Di conseguenza, «viviamo esprimendoci con concetti e termini che nulla hanno a che fare con le preoccupazioni della vita collettiva, default, rating, spread, eccetera». Siamo fermi, bloccati. Eppure una strada per superare la crisi c’è: «Mettere in campo la nostra vitalità , rispettare e valorizzare le nostre radici e guardare al futuro». Il Censis guarda all’economia reale come unica strada per uscire dalla crisi, perché in fondo «siamo ancora una realtà  in cui vige il primato dell’economia reale, nonostante l’attuale trionfo dell’economia finanziaria».
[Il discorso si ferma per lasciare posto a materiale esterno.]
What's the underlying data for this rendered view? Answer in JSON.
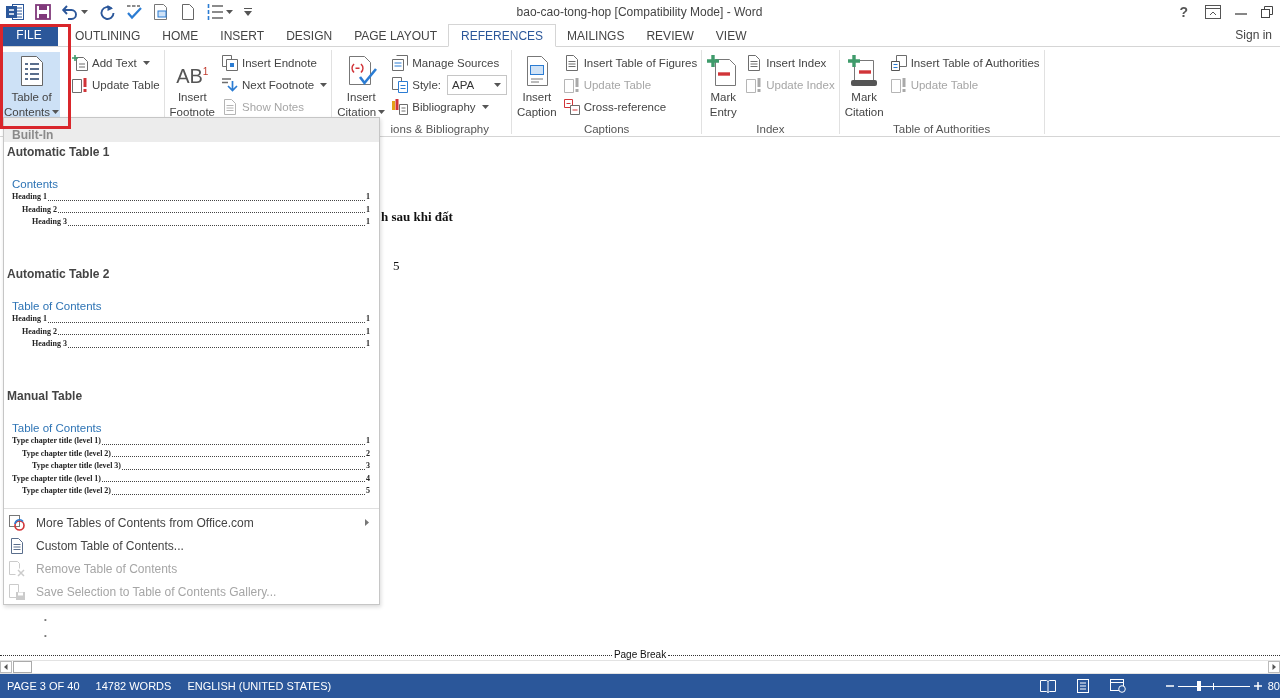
{
  "window": {
    "title": "bao-cao-tong-hop [Compatibility Mode] - Word",
    "help": "?"
  },
  "tabs": [
    {
      "label": "FILE",
      "kind": "file",
      "selected": false
    },
    {
      "label": "OUTLINING",
      "kind": "tab",
      "selected": false
    },
    {
      "label": "HOME",
      "kind": "tab",
      "selected": false
    },
    {
      "label": "INSERT",
      "kind": "tab",
      "selected": false
    },
    {
      "label": "DESIGN",
      "kind": "tab",
      "selected": false
    },
    {
      "label": "PAGE LAYOUT",
      "kind": "tab",
      "selected": false
    },
    {
      "label": "REFERENCES",
      "kind": "tab",
      "selected": true
    },
    {
      "label": "MAILINGS",
      "kind": "tab",
      "selected": false
    },
    {
      "label": "REVIEW",
      "kind": "tab",
      "selected": false
    },
    {
      "label": "VIEW",
      "kind": "tab",
      "selected": false
    }
  ],
  "account": {
    "label": "Sign in"
  },
  "ribbon": {
    "groups": [
      {
        "large": {
          "label": "Table of Contents",
          "dropdown": true,
          "pressed": true
        },
        "small": [
          {
            "kind": "button",
            "label": "Add Text",
            "dropdown": true,
            "disabled": false
          },
          {
            "kind": "button",
            "label": "Update Table",
            "dropdown": false,
            "disabled": false
          }
        ]
      },
      {
        "large": {
          "label": "Insert Footnote",
          "glyph": "AB$^{1}$",
          "dropdown": false,
          "pressed": false
        },
        "small": [
          {
            "kind": "button",
            "label": "Insert Endnote",
            "dropdown": false,
            "disabled": false
          },
          {
            "kind": "button",
            "label": "Next Footnote",
            "dropdown": true,
            "disabled": false
          },
          {
            "kind": "button",
            "label": "Show Notes",
            "dropdown": false,
            "disabled": true
          }
        ]
      },
      {
        "label": "ions & Bibliography",
        "large": {
          "label": "Insert Citation",
          "dropdown": true,
          "pressed": false
        },
        "small": [
          {
            "kind": "button",
            "label": "Manage Sources",
            "dropdown": false,
            "disabled": false
          },
          {
            "kind": "select",
            "label": "Style:",
            "value": "APA",
            "disabled": false
          },
          {
            "kind": "button",
            "label": "Bibliography",
            "dropdown": true,
            "disabled": false
          }
        ]
      },
      {
        "label": "Captions",
        "large": {
          "label": "Insert Caption",
          "dropdown": false,
          "pressed": false
        },
        "small": [
          {
            "kind": "button",
            "label": "Insert Table of Figures",
            "dropdown": false,
            "disabled": false
          },
          {
            "kind": "button",
            "label": "Update Table",
            "dropdown": false,
            "disabled": true
          },
          {
            "kind": "button",
            "label": "Cross-reference",
            "dropdown": false,
            "disabled": false
          }
        ]
      },
      {
        "label": "Index",
        "large": {
          "label": "Mark Entry",
          "dropdown": false,
          "pressed": false
        },
        "small": [
          {
            "kind": "button",
            "label": "Insert Index",
            "dropdown": false,
            "disabled": false
          },
          {
            "kind": "button",
            "label": "Update Index",
            "dropdown": false,
            "disabled": true
          }
        ]
      },
      {
        "label": "Table of Authorities",
        "large": {
          "label": "Mark Citation",
          "dropdown": false,
          "pressed": false
        },
        "small": [
          {
            "kind": "button",
            "label": "Insert Table of Authorities",
            "dropdown": false,
            "disabled": false
          },
          {
            "kind": "button",
            "label": "Update Table",
            "dropdown": false,
            "disabled": true
          }
        ]
      }
    ]
  },
  "toc_menu": {
    "header": "Built-In",
    "gallery": [
      {
        "title": "Automatic Table 1",
        "preview": {
          "heading": "Contents",
          "entries": [
            {
              "text": "Heading 1",
              "page": "1",
              "children": [
                {
                  "text": "Heading 2",
                  "page": "1",
                  "children": [
                    {
                      "text": "Heading 3",
                      "page": "1"
                    }
                  ]
                }
              ]
            }
          ]
        }
      },
      {
        "title": "Automatic Table 2",
        "preview": {
          "heading": "Table of Contents",
          "entries": [
            {
              "text": "Heading 1",
              "page": "1",
              "children": [
                {
                  "text": "Heading 2",
                  "page": "1",
                  "children": [
                    {
                      "text": "Heading 3",
                      "page": "1"
                    }
                  ]
                }
              ]
            }
          ]
        }
      },
      {
        "title": "Manual Table",
        "preview": {
          "heading": "Table of Contents",
          "entries": [
            {
              "text": "Type chapter title (level 1)",
              "page": "1",
              "children": [
                {
                  "text": "Type chapter title (level 2)",
                  "page": "2",
                  "children": [
                    {
                      "text": "Type chapter title (level 3)",
                      "page": "3"
                    }
                  ]
                }
              ]
            },
            {
              "text": "Type chapter title (level 1)",
              "page": "4",
              "children": [
                {
                  "text": "Type chapter title (level 2)",
                  "page": "5"
                }
              ]
            }
          ]
        }
      }
    ],
    "commands": [
      {
        "label": "More Tables of Contents from Office.com",
        "submenu": true,
        "disabled": false
      },
      {
        "label": "Custom Table of Contents...",
        "submenu": false,
        "disabled": false
      },
      {
        "label": "Remove Table of Contents",
        "submenu": false,
        "disabled": true
      },
      {
        "label": "Save Selection to Table of Contents Gallery...",
        "submenu": false,
        "disabled": true
      }
    ]
  },
  "document": {
    "paragraphs": [
      {
        "text": "h sau khi đất",
        "bold": true
      },
      {
        "text": "5",
        "bold": false
      }
    ],
    "list_marks": [
      "•",
      "•"
    ],
    "page_break": "Page Break"
  },
  "status_bar": {
    "page": "PAGE 3 OF 40",
    "words": "14782 WORDS",
    "language": "ENGLISH (UNITED STATES)",
    "zoom": {
      "level": 0.3,
      "reading": "80"
    }
  },
  "annotations": [
    {
      "kind": "frame"
    }
  ]
}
Responsabilità  collettiva
Di fronte all’emergenza, tuttavia, noi italiani stiamo recuperando il senso della responsabilità  collettiva, quasi 6 italiani su 10 sono pronti a fare sacrifici per l’interesse generale del Paese. La famiglia è sempre il pilastro del nostro stare insieme (65,4 per cento). E quasi un cittadino su due si sente ancora «italiano». Abbiamo il gusto per la qualità  della vita (25 per cento), le nostre tradizioni religiose (21,5 per cento), l’amore per il bello (20 per cento). Un italiano su quattro fa volontariato con regolarità . Vogliamo però fortemente (50 per cento) una riduzione delle diseguaglianze economiche. Vogliamo più onestà  e moralità  (55,5 per cento) e rispetto per gli altri (53,5 per cento). Diciamo no alla furbizia e alle ruberie. No alla sistematica violazione delle regole. Otto italiani su dieci condannano duramente l’evasione fiscale, di questi quattro pensano che sia moralmente inaccettabile, gli altri quattro che chi non paga le tasse «arreca un danno ai cittadini onesti». Dalla classe dirigente esigiamo «specchiata onestà  sia in pubblico sia in privato» (59 per cento) ma anche preparazione (43 per cento), saggezza e consapevolezza (42,5 per cento).
Lavoro e occupazione
La crisi ci toglie il fiato. Se agli inizi degli anni 80 il reddito da lavoro era il 70 per cento del reddito familiare complessivo, nel 2010 la percentuale è scesa al 53,6. La classe dirigenziale, quindi i vertici decisionali, sono passati da 553 mila a 450 mila, e sono sempre quasi soltanto uomini, pochissime le donne, il Pil è cresciuto in termini reali solo del 4 per cento mentre in Germania e in Francia cresce rispettivamente del 9,7 e dell’11,9.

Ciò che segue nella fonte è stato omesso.